THE HAPPY POET
(director/writer: Paul Gordon; cinematographer: Lucas Millard; editor: Paul Gordon; music: Paul Gordon/Jonny Mars/Eric Friend/Military Babies; cast: Jonny Mars (Donnie), Chris Doubek (Curtis), Liz Fisher (Agnes), Paul Gordon (Bill/The Happy Poet), Trey Spaw (Lars, bartender), Carlos Trevino (Derrick), Ricardo G. Lerma(Banker), Amy Myers Martin(Lily), Sam Wainwright Douglas (Buddy); Runtime: 85; MPAA Rating: NR; producers: Paul Gordon/David Hartstein; Cinema Libre Studio; 2010)
“Sincerely tells about an underdog geek trying to survive in a world ruled by capitalists.“
Reviewed by Dennis Schwartz
The debut film ofPaul Gordon is an uplifting mumblecore one-note low-key serio-comedy about outsiders. It’s an indie filmed on a shoestring budget, that has a big heart as it sincerely tells about an underdog geek trying to survive in a world ruled by capitalists. Gordon besides directing, writing, and editing, engagingly plays the inarticulate poet and droll humored repressed good guy health food cart seller known as The Happy Poet. It’s appealing in a cloying way, as it seduces the viewer to string along with the sufferings of the unworldly hero until by a stroke of luck he turns things around and in the conclusion has his comeuppance moments with the bad guy venture capitalist (Carlos Trevino), the oily banker (Ricardo G. Lerma) and the hostile food cart owner (Sam Wainwright Douglas).
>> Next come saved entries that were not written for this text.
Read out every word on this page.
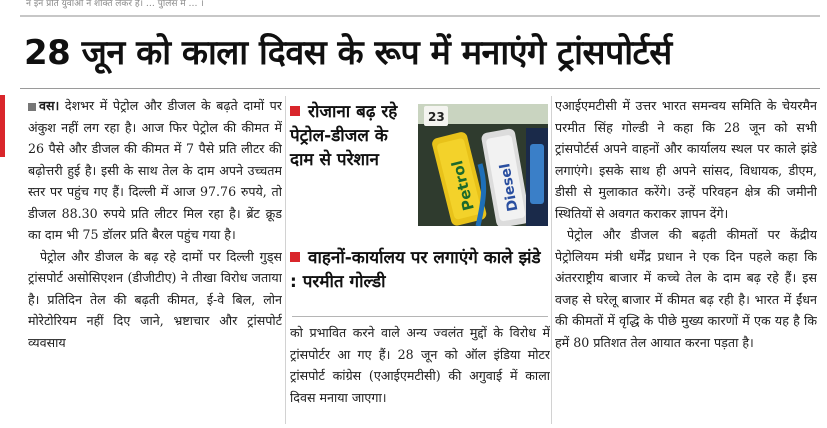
न इन प्रति युवाओं ने शक्ति लेकर है। … पुलिस में … ।
28 जून को काला दिवस के रूप में मनाएंगे ट्रांसपोर्टर्स

वस। देशभर में पेट्रोल और डीजल के बढ़ते दामों पर अंकुश नहीं लग रहा है। आज फिर पेट्रोल की कीमत में 26 पैसे और डीजल की कीमत में 7 पैसे प्रति लीटर की बढ़ोत्तरी हुई है। इसी के साथ तेल के दाम अपने उच्चतम स्तर पर पहुंच गए हैं। दिल्ली में आज 97.76 रुपये, तो डीजल 88.30 रुपये प्रति लीटर मिल रहा है। ब्रेंट क्रूड का दाम भी 75 डॉलर प्रति बैरल पहुंच गया है।

पेट्रोल और डीजल के बढ़ रहे दामों पर दिल्ली गुड्स ट्रांसपोर्ट असोसिएशन (डीजीटीए) ने तीखा विरोध जताया है। प्रतिदिन तेल की बढ़ती कीमत, ई-वे बिल, लोन मोरेटोरियम नहीं दिए जाने, भ्रष्टाचार और ट्रांसपोर्ट व्यवसाय

रोजाना बढ़ रहे पेट्रोल-डीजल के दाम से परेशान
23
Petrol Diesel
वाहनों-कार्यालय पर लगाएंगे काले झंडे : परमीत गोल्डी

को प्रभावित करने वाले अन्य ज्वलंत मुद्दों के विरोध में ट्रांसपोर्टर आ गए हैं। 28 जून को ऑल इंडिया मोटर ट्रांसपोर्ट कांग्रेस (एआईएमटीसी) की अगुवाई में काला दिवस मनाया जाएगा।

एआईएमटीसी में उत्तर भारत समन्वय समिति के चेयरमैन परमीत सिंह गोल्डी ने कहा कि 28 जून को सभी ट्रांसपोर्टर्स अपने वाहनों और कार्यालय स्थल पर काले झंडे लगाएंगे। इसके साथ ही अपने सांसद, विधायक, डीएम, डीसी से मुलाकात करेंगे। उन्हें परिवहन क्षेत्र की जमीनी स्थितियों से अवगत कराकर ज्ञापन देंगे।

पेट्रोल और डीजल की बढ़ती कीमतों पर केंद्रीय पेट्रोलियम मंत्री धर्मेंद्र प्रधान ने एक दिन पहले कहा कि अंतरराष्ट्रीय बाजार में कच्चे तेल के दाम बढ़ रहे हैं। इस वजह से घरेलू बाजार में कीमत बढ़ रही है। भारत में ईंधन की कीमतों में वृद्धि के पीछे मुख्य कारणों में एक यह है कि हमें 80 प्रतिशत तेल आयात करना पड़ता है।
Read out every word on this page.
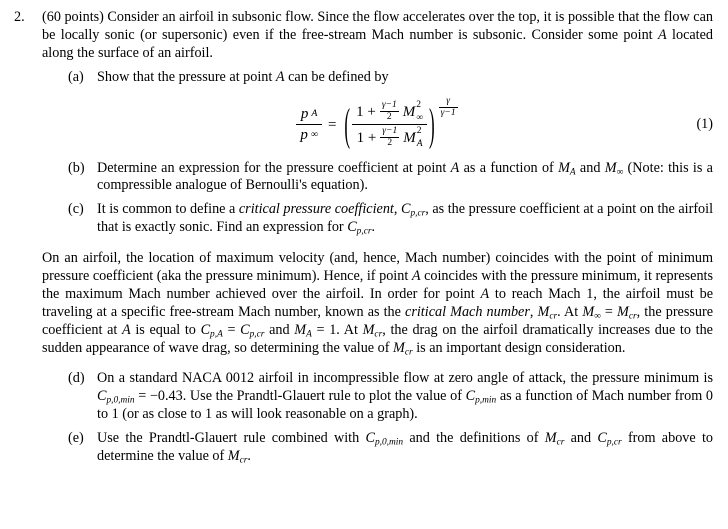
2.	(60 points) Consider an airfoil in subsonic flow. Since the flow accelerates over the top, it is possible that the flow can be locally sonic (or supersonic) even if the free-stream Mach number is subsonic. Consider some point A located along the surface of an airfoil.

(a) Show that the pressure at point A can be defined by

$\frac{\text{p A}}{p \infty}$ = ( $1 + \frac{\gamma-1}{2}$ M 2
∞
$1 + \frac{\gamma-1}{2}$ M 2
A )	γ
γ−1
(1)
(b) Determine an expression for the pressure coefficient at point A as a function of $M_A$ and $M_\infty$ (Note: this is a compressible analogue of Bernoulli's equation).

(c) It is common to define a critical pressure coefficient, $C_{p,cr}$, as the pressure coefficient at a point on the airfoil that is exactly sonic. Find an expression for $C_{p,cr}$.

On an airfoil, the location of maximum velocity (and, hence, Mach number) coincides with the point of minimum pressure coefficient (aka the pressure minimum). Hence, if point A coincides with the pressure minimum, it represents the maximum Mach number achieved over the airfoil. In order for point A to reach Mach 1, the airfoil must be traveling at a specific free-stream Mach number, known as the critical Mach number, $M_{cr}$. At $M_\infty = M_{cr}$, the pressure coefficient at A is equal to $C_{p,A} = C_{p,cr}$ and $M_A = 1$. At $M_{cr}$, the drag on the airfoil dramatically increases due to the sudden appearance of wave drag, so determining the value of $M_{cr}$ is an important design consideration.

(d) On a standard NACA 0012 airfoil in incompressible flow at zero angle of attack, the pressure minimum is $C_{p,0,min} = -0.43$. Use the Prandtl-Glauert rule to plot the value of $C_{p,min}$ as a function of Mach number from 0 to 1 (or as close to 1 as will look reasonable on a graph).

(e) Use the Prandtl-Glauert rule combined with $C_{p,0,min}$ and the definitions of $M_{cr}$ and $C_{p,cr}$ from above to determine the value of $M_{cr}$.
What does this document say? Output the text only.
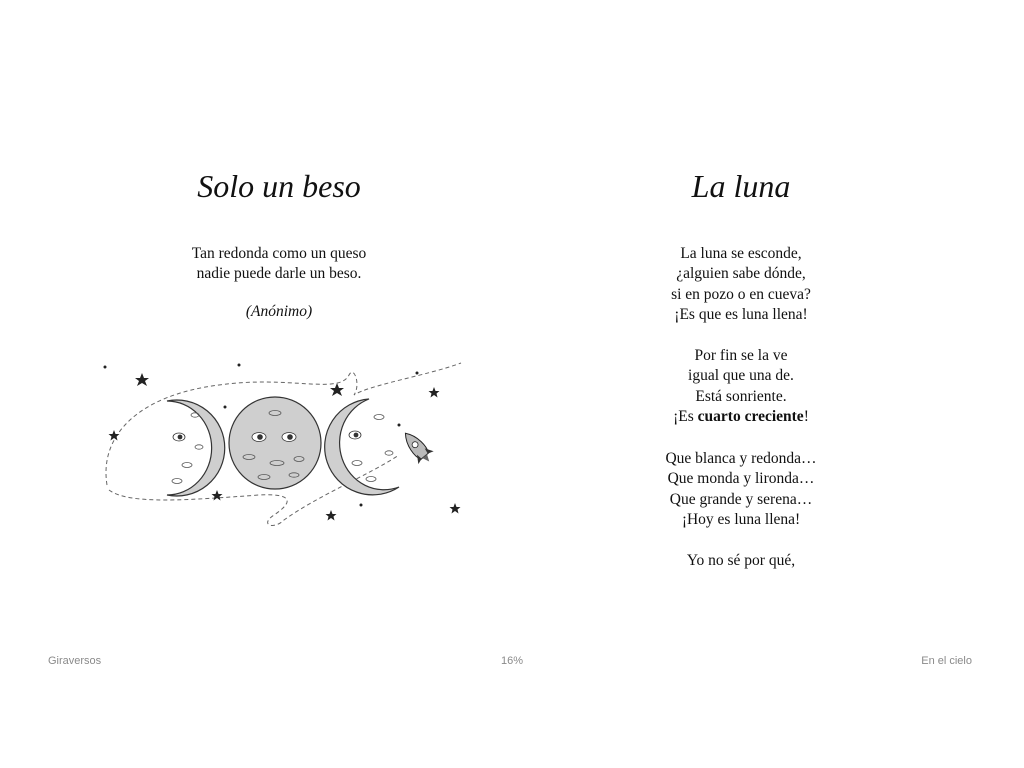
Solo un beso
Tan redonda como un queso
nadie puede darle un beso.
(Anónimo)
La luna
La luna se esconde,
¿alguien sabe dónde,
si en pozo o en cueva?
¡Es que es luna llena!
Por fin se la ve
igual que una de.
Está sonriente.
¡Es cuarto creciente!
Que blanca y redonda…
Que monda y lironda…
Que grande y serena…
¡Hoy es luna llena!
Yo no sé por qué,
16%
Giraversos	En el cielo
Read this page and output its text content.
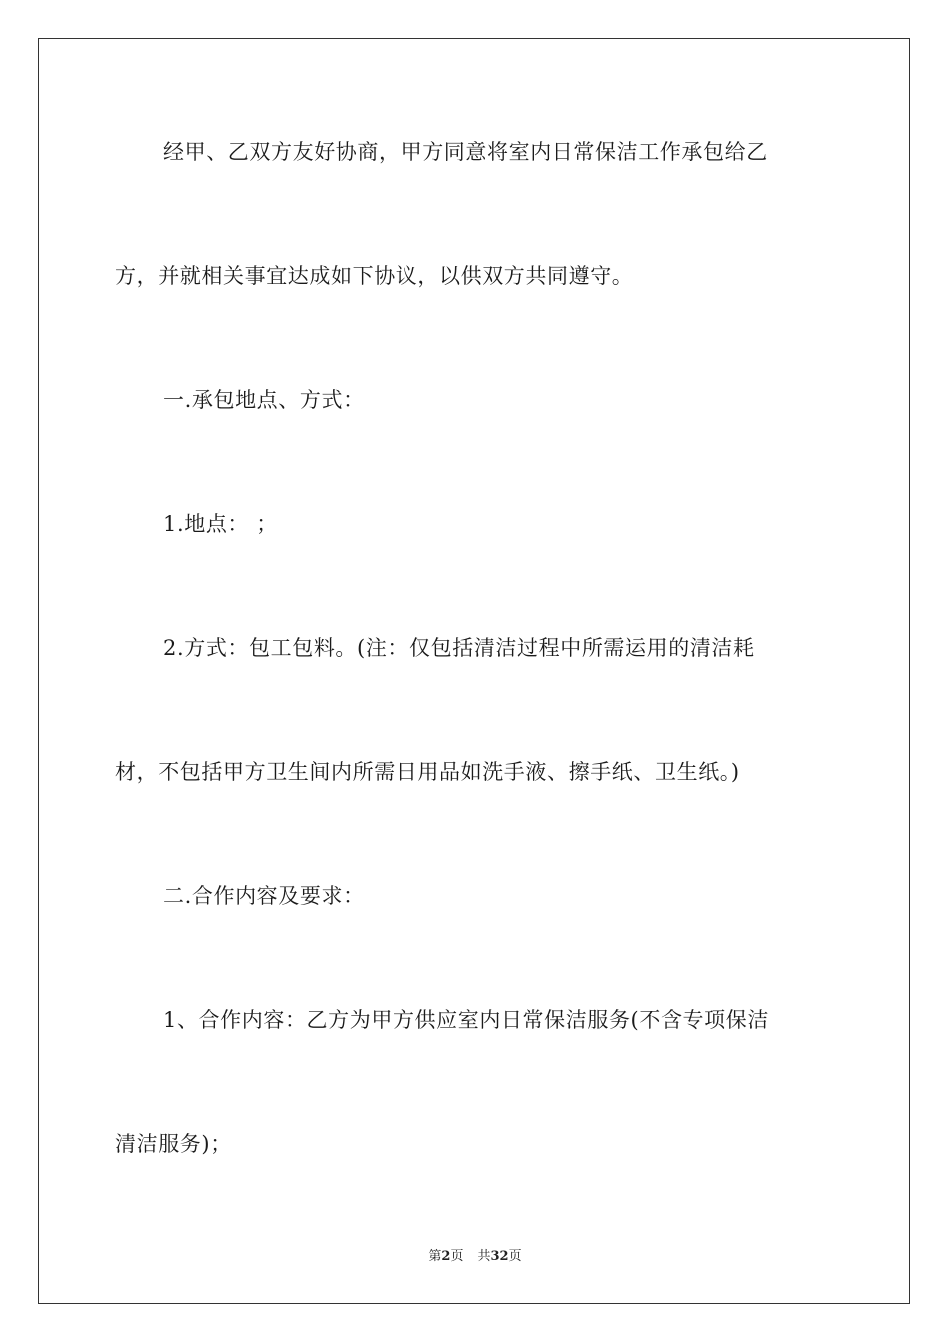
经甲、乙双方友好协商，甲方同意将室内日常保洁工作承包给乙
方，并就相关事宜达成如下协议，以供双方共同遵守。
一.承包地点、方式：
1.地点： ；
2.方式：包工包料。(注：仅包括清洁过程中所需运用的清洁耗
材，不包括甲方卫生间内所需日用品如洗手液、擦手纸、卫生纸。)
二.合作内容及要求：
1、合作内容：乙方为甲方供应室内日常保洁服务(不含专项保洁
清洁服务)；
第2页 共32页
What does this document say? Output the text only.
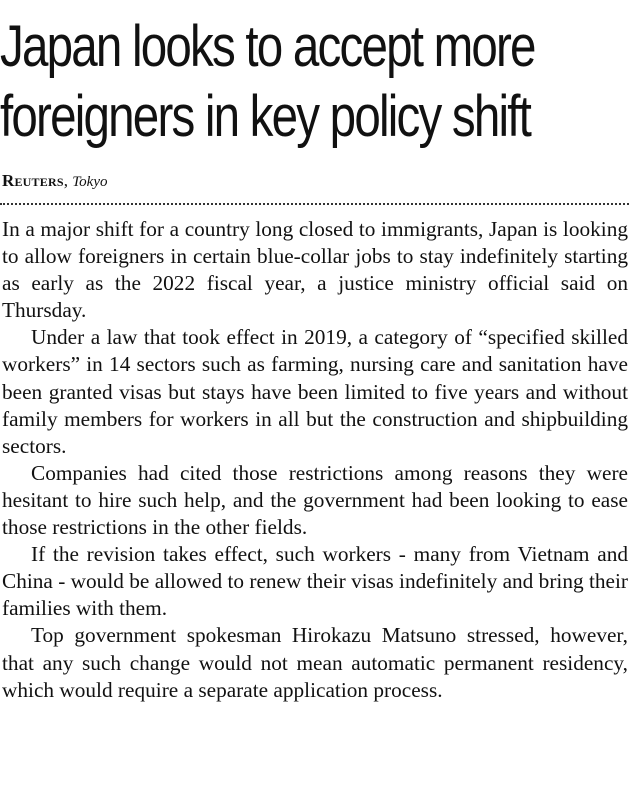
Japan looks to accept more
foreigners in key policy shift
Reuters, Tokyo

In a major shift for a country long closed to immigrants, Japan is looking to allow foreigners in certain blue-collar jobs to stay indefinitely starting as early as the 2022 fiscal year, a justice ministry official said on Thursday.

Under a law that took effect in 2019, a category of “specified skilled workers” in 14 sectors such as farming, nursing care and sanitation have been granted visas but stays have been limited to five years and without family members for workers in all but the construction and shipbuilding sectors.

Companies had cited those restrictions among reasons they were hesitant to hire such help, and the government had been looking to ease those restrictions in the other fields.

If the revision takes effect, such workers - many from Vietnam and China - would be allowed to renew their visas indefinitely and bring their families with them.

Top government spokesman Hirokazu Matsuno stressed, however, that any such change would not mean automatic permanent residency, which would require a separate application process.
Bill (Paul Gordon) is a socially awkward timid master’s degree holder in creative writing, who writes poetry that’s not published. He has just quit a job that doesn’t suit him and gets an unsatisfactory $750 paltry business loan from a put-down smug lecturing banker and with that capital buys on a monthly installment plan an old hot-dog cart from a cranky sneering owner. Bill, with barely enough money to buy food for his first day, takes his cart to the Austin city park to sell his home-made health food sandwiches such as a vegan egg-less egg sandwich. Bill finds that the customers prefer the unhealthy hot dogs and boycott his stand. Only he’s heartened that before he leaves the park, a grubby looking spacey bike rider named Curtis (Chris Doubek) tries the sandwich for free and waxes poetic about it. That night Bill joins his former college dorm residents. There he meets obnoxious slickster slacker Donnie (Jonny Mars), prone to calling others dudes and telling us his philosophy is “squeeze or be squeezed,” who sets himself up as the neighborhood scooter deliveryman and PR man for the food stand. Soon the hangers-on name the stand The Happy Poet, and the tasty healthy food stand attracts as a regular customer the pretty Agnes (Liz Fisher).
Things fall apart when Bill discovers Donnie is using the delivery service to peddle weed and that he can’t make enough money to continue because there’s too many spongers free-loading off his generous nature. But when things are at their dimmest, our reluctant hero shows he can find success through perseverance, loyal friends, passion for what he’s doing, talent and some luck.
Its popular appeal is as a classic Capra-like story of the little guy doing his own thing in the cruel mercenary world and surviving without selling out his principles or ethics. It works best when depicting how the non-aggressive Bill is having a tough time adjusting to running a profitable business, but loses its edge when it unconvincingly in the third-act throws out a few curve balls to show the resiliency of the nerdy Bill and that he has what it takes to win the girl and run his kind of a responsible organic health business despite the obstacles. It’s a film whose comedy would have benefited more if the story wasn’t so limiting and the characters so one-dimensional.